RPC is surprisingly expensive
Once, long ago, I did a distributed computing project course where I tried to speed up a drawing program by moving its expensive floating point calculations (I believe it needed to calculate square roots for something) to a machine with a much faster CPU and floating point. We used Sun's RPC/XDR for this because it was both a great match for what we were doing and the obvious choice at the time, among other reasons.
Rather to our surprise the drawing program just didn't get much faster, even in the most unfavorable situation we could contrive (running on a Sun 3/50 without a floating point unit and sending the calculations to a much faster Sun 3 with a FPU). At the time the project sort of fizzled out amidst head-scratching, but now I can see that what I should have done (and what would have made an interesting report) was to dive into figuring out why it wasn't going much faster.
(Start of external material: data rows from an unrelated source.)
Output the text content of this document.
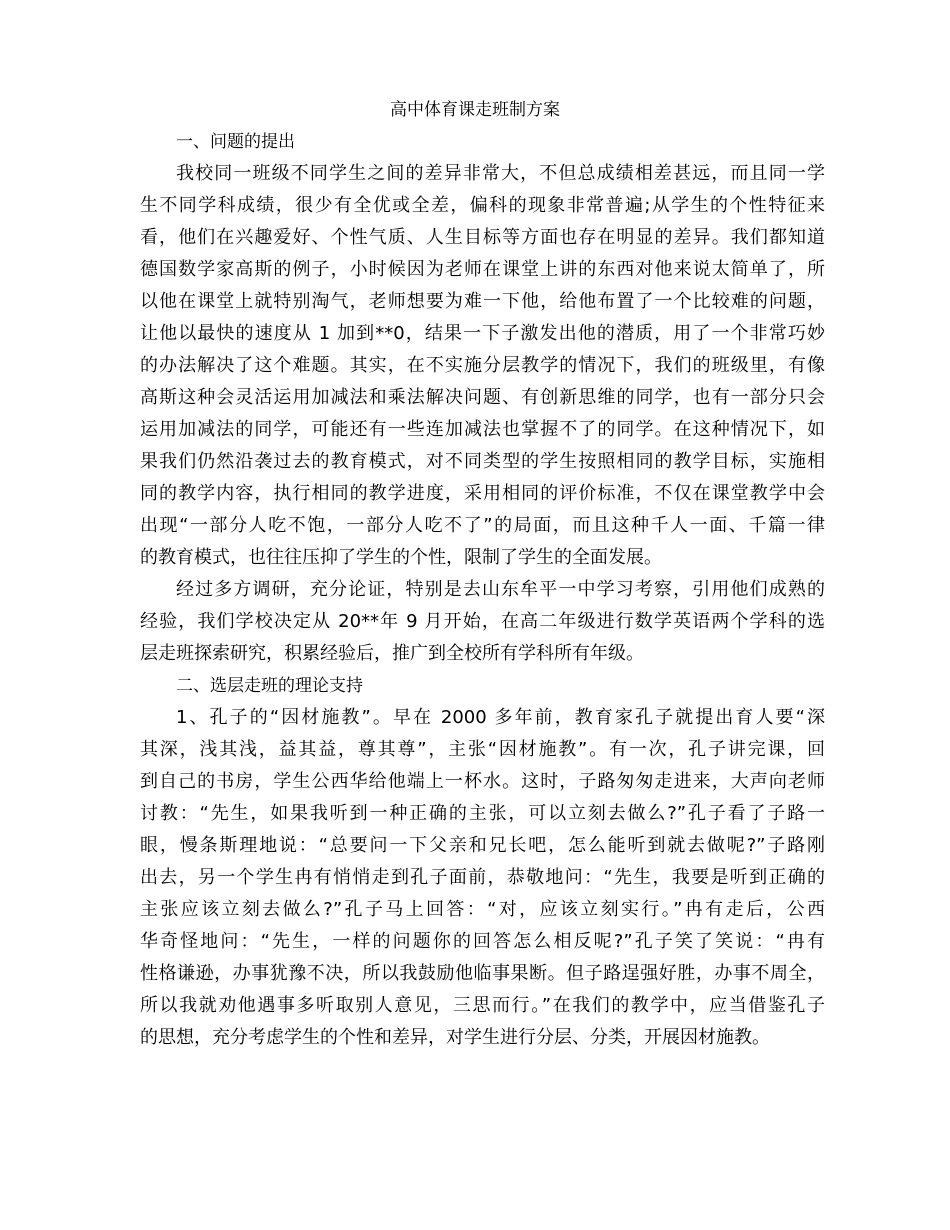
高中体育课走班制方案
一、问题的提出
我校同一班级不同学生之间的差异非常大，不但总成绩相差甚远，而且同一学
生不同学科成绩，很少有全优或全差，偏科的现象非常普遍;从学生的个性特征来
看，他们在兴趣爱好、个性气质、人生目标等方面也存在明显的差异。我们都知道
德国数学家高斯的例子，小时候因为老师在课堂上讲的东西对他来说太简单了，所
以他在课堂上就特别淘气，老师想要为难一下他，给他布置了一个比较难的问题，
让他以最快的速度从 1 加到**0，结果一下子激发出他的潜质，用了一个非常巧妙
的办法解决了这个难题。其实，在不实施分层教学的情况下，我们的班级里，有像
高斯这种会灵活运用加减法和乘法解决问题、有创新思维的同学，也有一部分只会
运用加减法的同学，可能还有一些连加减法也掌握不了的同学。在这种情况下，如
果我们仍然沿袭过去的教育模式，对不同类型的学生按照相同的教学目标，实施相
同的教学内容，执行相同的教学进度，采用相同的评价标准，不仅在课堂教学中会
出现“一部分人吃不饱，一部分人吃不了”的局面，而且这种千人一面、千篇一律
的教育模式，也往往压抑了学生的个性，限制了学生的全面发展。
经过多方调研，充分论证，特别是去山东牟平一中学习考察，引用他们成熟的
经验，我们学校决定从 20**年 9 月开始，在高二年级进行数学英语两个学科的选
层走班探索研究，积累经验后，推广到全校所有学科所有年级。
二、选层走班的理论支持
1、孔子的“因材施教”。早在 2000 多年前，教育家孔子就提出育人要“深
其深，浅其浅，益其益，尊其尊”，主张“因材施教”。有一次，孔子讲完课，回
到自己的书房，学生公西华给他端上一杯水。这时，子路匆匆走进来，大声向老师
讨教：“先生，如果我听到一种正确的主张，可以立刻去做么?”孔子看了子路一
眼，慢条斯理地说：“总要问一下父亲和兄长吧，怎么能听到就去做呢?”子路刚
出去，另一个学生冉有悄悄走到孔子面前，恭敬地问：“先生，我要是听到正确的
主张应该立刻去做么?”孔子马上回答：“对，应该立刻实行。”冉有走后，公西
华奇怪地问：“先生，一样的问题你的回答怎么相反呢?”孔子笑了笑说：“冉有
性格谦逊，办事犹豫不决，所以我鼓励他临事果断。但子路逞强好胜，办事不周全，
所以我就劝他遇事多听取别人意见，三思而行。”在我们的教学中，应当借鉴孔子
的思想，充分考虑学生的个性和差异，对学生进行分层、分类，开展因材施教。
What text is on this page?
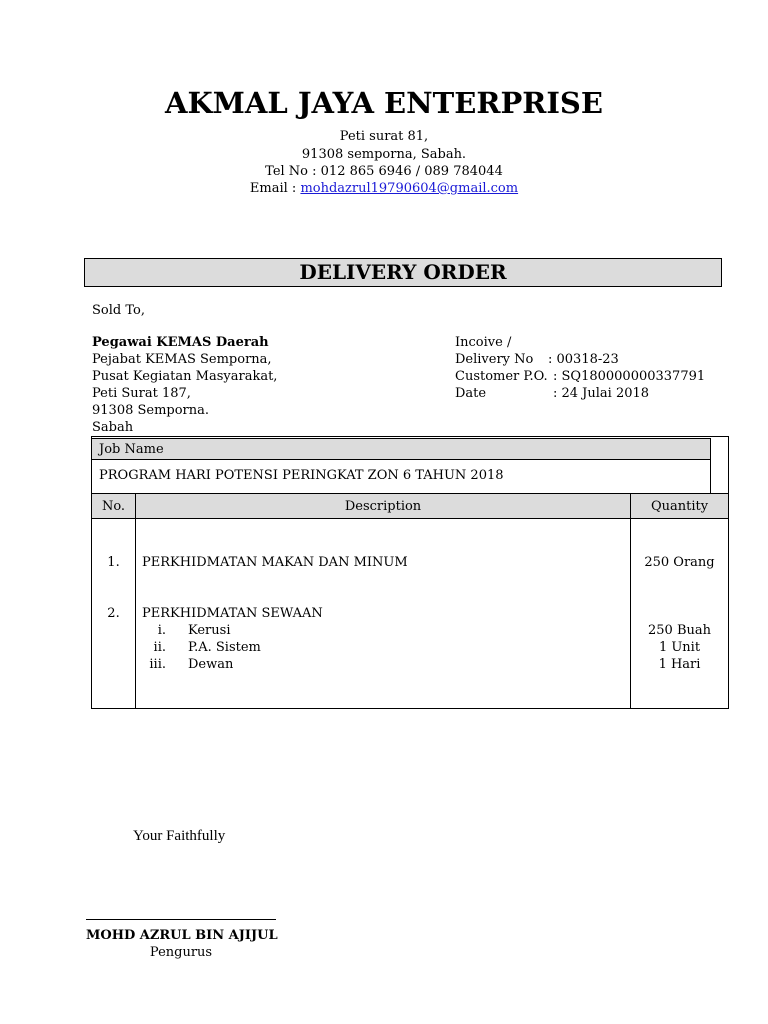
AKMAL JAYA ENTERPRISE
Peti surat 81,
91308 semporna, Sabah.
Tel No : 012 865 6946 / 089 784044
Email : mohdazrul19790604@gmail.com
DELIVERY ORDER
Sold To,
Pegawai KEMAS Daerah
Pejabat KEMAS Semporna,
Pusat Kegiatan Masyarakat,
Peti Surat 187,
91308 Semporna.
Sabah
Incoive /
Delivery No : 00318-23
Customer P.O. : SQ180000000337791
Date	: 24 Julai 2018
Job Name
PROGRAM HARI POTENSI PERINGKAT ZON 6 TAHUN 2018
No.	Description	Quantity
1.	PERKHIDMATAN MAKAN DAN MINUM	250 Orang
2.	PERKHIDMATAN SEWAAN
i. Kerusi	250 Buah
ii. P.A. Sistem	1 Unit
iii. Dewan	1 Hari
Your Faithfully
MOHD AZRUL BIN AJIJUL
Pengurus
(I am pretty sure that if I could rewind time I would find the finger of blame pointed squarely at the overhead of RPC/XDR marshalling and demarshalling, although other interesting things might have also come up.)
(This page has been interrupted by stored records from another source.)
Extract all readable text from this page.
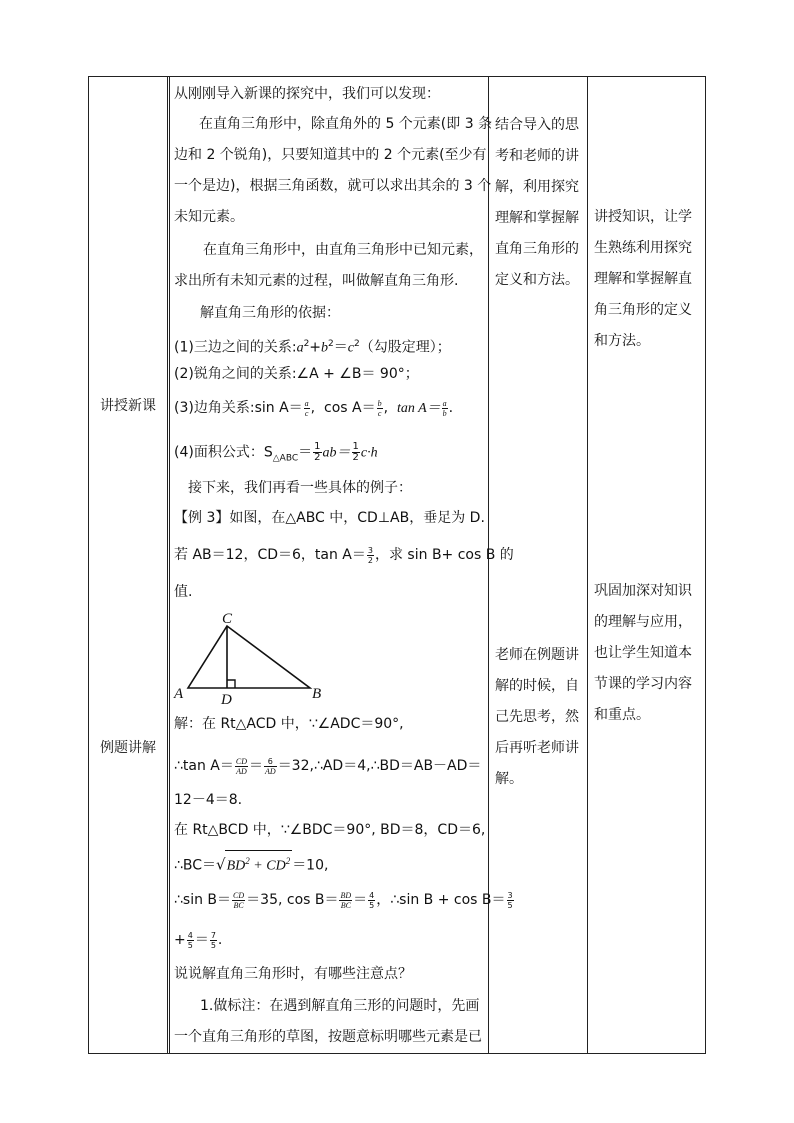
讲授新课
例题讲解
从刚刚导入新课的探究中，我们可以发现：
在直角三角形中，除直角外的 5 个元素(即 3 条
边和 2 个锐角)，只要知道其中的 2 个元素(至少有
一个是边)，根据三角函数，就可以求出其余的 3 个
未知元素。
在直角三角形中，由直角三角形中已知元素，
求出所有未知元素的过程，叫做解直角三角形.
解直角三角形的依据：
(1)三边之间的关系$:a^2+b^2=c^2$（勾股定理）；
(2)锐角之间的关系:∠A + ∠B＝ 90°；
(3)边角关系:sin $A= \frac{a}{c}$ ,  $\cos A= \frac{b}{c}$ ,  $\tan A= \frac{a}{b}$ .
(4)面积公式：$S_{\triangle ABC}= \frac{1}{2} ab= \frac{1}{2} c\cdot h$
接下来，我们再看一些具体的例子：
【例 3】如图，在△ABC 中，CD⊥AB，垂足为 D.
若 AB＝12，CD＝6，$\tan A= \frac{3}{2}$ ，求 sin B+ cos B 的
值.
C
A	B
D
解：在 Rt△ACD 中，∵∠ADC＝90°,
∴tan $A= \frac{CD}{AD} = \frac{6}{AD}$ ＝32,∴AD＝4,∴BD＝AB－AD＝
12－4＝8.
在 Rt△BCD 中，∵∠BDC＝90°, BD＝8，CD＝6,
$\therefore BC=√BD^2 + CD^2 =10$,
∴sin $B= \frac{CD}{BC} =35$, $\cos B= \frac{BD}{BC} = \frac{4}{5}$ ，∴sin $B + \cos B= \frac{3}{5}$
+ $\frac{4}{5} = \frac{7}{5}$ .
说说解直角三角形时，有哪些注意点？
1.做标注：在遇到解直角三形的问题时，先画
一个直角三角形的草图，按题意标明哪些元素是已
结合导入的思
考和老师的讲
解，利用探究
理解和掌握解
直角三角形的
定义和方法。
老师在例题讲
解的时候，自
己先思考，然
后再听老师讲
解。
讲授知识，让学
生熟练利用探究
理解和掌握解直
角三角形的定义
和方法。
巩固加深对知识
的理解与应用，
也让学生知道本
节课的学习内容
和重点。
However, ever since then I have had it firmly imprinted on the back of head that RPC can be surprisingly slow, and thus can be a source of hidden overhead in systems. Since all sorts of things involve 'RPC' in some form, even as general synchronous query/response message passing, this can very useful to remember.
For example, and what brought this to mind, consider the issue of memcached versus caching in SQL servers. Since normal SQL queries are already pretty time consuming, the wire format used to talk to the SQL server is probably more designed for things like system independence than high-speed, low-overhead marshalling. By contrast, with memcached you can store data blobs in a format that is as close to your memory layout as possible, and thus get demarshalling overhead down very low.